Ao longo dos dias subsequentes, a invenção auxiliou os profissionais no tratamento de seus pacientes. Ela conversava com quem estava ao seu redor, opinando quanto a diagnósticos e tomadas de decisão. Por ter tratado uma grave doença respiratória, mesmo que em uma época remota, Conceição saía-se muito bem no cenário atual.
Com a expressão tensa, a diretora do hospital aproximou-se e falou ao doutor Rodrigues enquanto indicava a doutora Conceição com a cabeça.
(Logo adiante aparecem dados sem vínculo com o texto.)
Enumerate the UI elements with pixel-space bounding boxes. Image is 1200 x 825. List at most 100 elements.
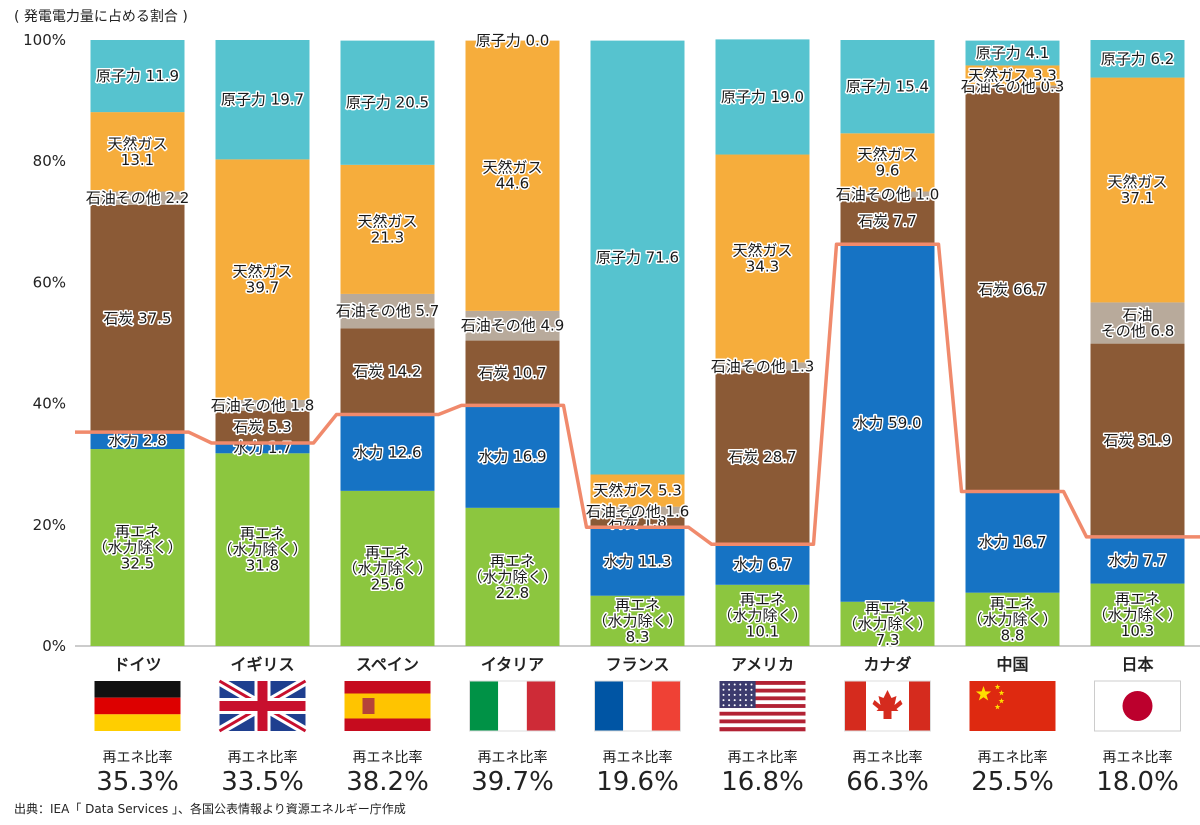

No seu íntimo, ele sabia que essa conversa poderia acontecer algum dia: deu-se que os administradores do hospital julgavam arriscado e antiético implementar um computador para desempenhar um trabalho médico, lidando diretamente com os pacientes e, ainda pior, passando-se por uma pessoa já falecida. Sabia que o argumento era plausível, só não o queria aceitar de pronto. Então, para o dia seguinte, às 13h, ficou marcada a reunião do conselho que decidiria o destino de doutora Conceição.
O hospital parecia mais frio naquele dia. A pandemia ainda era devastadora. Porém, naquele momento, algo a mais incomodava Rodrigues e Vilar. De frente à porta fechada do auditório, entreolharam-se e, sem quaisquer palavras, adentraram uma sala de generosa janela. Ali estava a pequena TV de tubo, apontada para o lado de fora. “Tem capacidade para apreciar a vista?”, pensava a enfermeira. Os dois aproximaram-se da médica vagarosamente e passaram a observar a paisagem junto dela.
- Doutora, tenho de dizer que te conhecer foi um prazer. — Disse Rodrigues enquanto formava, sob a máscara, um sorriso trêmulo. Sentia a garganta apertada.
- É sempre um prazer estar com vocês, doutor Rodrigues e enfermeira Vilar. — Respondeu a doutora Conceição com a voz à qual todos haviam se familiarizado.